6. The fact that the cell is 32bit in width,
it doesn't mean that the DDR technology must communicate at 32bit! (That's why it needs 2 ICs in order to achieve the 64bit number!
On the contrary, the DDR tech (STANDARD TYPE) can communicate "
efficiently" only at 64bit or multiples of 64bit!
I mean that the width of the cell
doesn't necessarely mean that the communication bandwidth automatically is the same!
It can be anything multiply of the cell width!
In the case of
DDR tech the
communication number standard is 64bit at the time! (the data being transferred 64 bits at a time
always)
That's why we never saw before 48bit types of memory bandwidth in GPUs!
At least that is my "point of view"!
But like i said before, since i don't have a technology backround and since you are an Engineer, probably i am wrong!
In this case again,
the possibilities the 48bit scenario to happen is next to zero!
Because, like you said the 48bit scenario will need
3 or 6 chips!
The 64bit needs just 1 or 2 chips, this 48bit scenario will add the cost certainly,
which is not a good thing since we are talking for below 50$ GPUs!

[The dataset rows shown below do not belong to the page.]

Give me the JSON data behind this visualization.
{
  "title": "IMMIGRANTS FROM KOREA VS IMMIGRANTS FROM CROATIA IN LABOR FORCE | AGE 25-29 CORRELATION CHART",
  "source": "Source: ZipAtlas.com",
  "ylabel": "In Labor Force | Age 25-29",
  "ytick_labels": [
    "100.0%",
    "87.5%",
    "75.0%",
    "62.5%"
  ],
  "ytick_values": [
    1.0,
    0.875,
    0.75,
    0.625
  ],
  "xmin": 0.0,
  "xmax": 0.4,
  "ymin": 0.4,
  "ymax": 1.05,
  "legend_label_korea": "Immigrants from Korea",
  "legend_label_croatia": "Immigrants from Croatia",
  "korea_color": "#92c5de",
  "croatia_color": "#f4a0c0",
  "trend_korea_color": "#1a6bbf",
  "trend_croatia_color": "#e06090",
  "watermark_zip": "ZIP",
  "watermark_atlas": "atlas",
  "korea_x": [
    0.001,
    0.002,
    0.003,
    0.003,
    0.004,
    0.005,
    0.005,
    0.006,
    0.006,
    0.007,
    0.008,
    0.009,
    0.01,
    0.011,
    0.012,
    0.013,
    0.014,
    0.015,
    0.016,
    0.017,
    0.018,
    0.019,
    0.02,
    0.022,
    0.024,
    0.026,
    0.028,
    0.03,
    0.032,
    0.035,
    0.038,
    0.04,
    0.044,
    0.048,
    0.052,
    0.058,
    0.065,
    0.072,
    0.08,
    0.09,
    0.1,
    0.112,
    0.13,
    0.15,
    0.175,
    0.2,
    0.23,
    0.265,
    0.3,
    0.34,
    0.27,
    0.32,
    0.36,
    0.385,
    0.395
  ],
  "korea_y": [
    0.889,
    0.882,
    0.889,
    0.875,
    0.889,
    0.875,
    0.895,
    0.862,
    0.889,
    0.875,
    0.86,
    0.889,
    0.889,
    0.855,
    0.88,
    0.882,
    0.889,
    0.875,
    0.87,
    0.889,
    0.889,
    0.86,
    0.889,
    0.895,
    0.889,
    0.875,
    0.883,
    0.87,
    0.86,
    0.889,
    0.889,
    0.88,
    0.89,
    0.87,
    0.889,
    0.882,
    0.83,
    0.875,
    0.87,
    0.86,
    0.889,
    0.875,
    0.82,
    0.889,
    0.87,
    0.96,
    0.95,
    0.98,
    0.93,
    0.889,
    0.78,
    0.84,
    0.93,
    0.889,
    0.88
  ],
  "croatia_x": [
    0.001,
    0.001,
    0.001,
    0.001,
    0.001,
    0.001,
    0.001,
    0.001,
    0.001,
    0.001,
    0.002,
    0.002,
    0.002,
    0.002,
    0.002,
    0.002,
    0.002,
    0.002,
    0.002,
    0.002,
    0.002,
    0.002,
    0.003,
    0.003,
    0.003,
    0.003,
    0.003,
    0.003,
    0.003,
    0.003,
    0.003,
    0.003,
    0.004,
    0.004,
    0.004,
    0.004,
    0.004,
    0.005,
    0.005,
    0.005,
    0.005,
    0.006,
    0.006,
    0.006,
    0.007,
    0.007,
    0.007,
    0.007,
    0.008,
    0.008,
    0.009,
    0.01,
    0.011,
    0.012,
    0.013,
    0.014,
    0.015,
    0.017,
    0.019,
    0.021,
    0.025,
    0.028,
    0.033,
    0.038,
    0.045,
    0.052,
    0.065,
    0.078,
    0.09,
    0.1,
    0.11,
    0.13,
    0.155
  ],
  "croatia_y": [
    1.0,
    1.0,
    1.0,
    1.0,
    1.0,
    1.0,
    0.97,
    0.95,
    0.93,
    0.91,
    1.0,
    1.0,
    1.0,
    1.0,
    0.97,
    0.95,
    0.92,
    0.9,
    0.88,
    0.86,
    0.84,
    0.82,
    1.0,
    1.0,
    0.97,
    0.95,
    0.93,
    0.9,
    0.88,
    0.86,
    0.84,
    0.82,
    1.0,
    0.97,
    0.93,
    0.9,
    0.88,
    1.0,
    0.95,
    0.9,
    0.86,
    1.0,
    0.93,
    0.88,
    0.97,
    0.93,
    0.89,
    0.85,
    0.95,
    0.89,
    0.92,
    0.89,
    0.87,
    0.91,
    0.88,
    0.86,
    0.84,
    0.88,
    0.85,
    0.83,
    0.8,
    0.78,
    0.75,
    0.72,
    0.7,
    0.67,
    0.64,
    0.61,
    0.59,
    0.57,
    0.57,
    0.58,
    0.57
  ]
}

Also since the 4350 is already bandwidth limited at 64bit, I can imagine that the 4350 will be even more bandwidth limited at 48bit,
so what this mean for a future much faster DX11 architecture?
It means that the "5350" will be extremely bandwidth limited!
Imagine the scenario (worst case) that the "5350" will have 8 ROPs instead of the 4 ROPs of 4350!
Anyway, we will see at the launch date.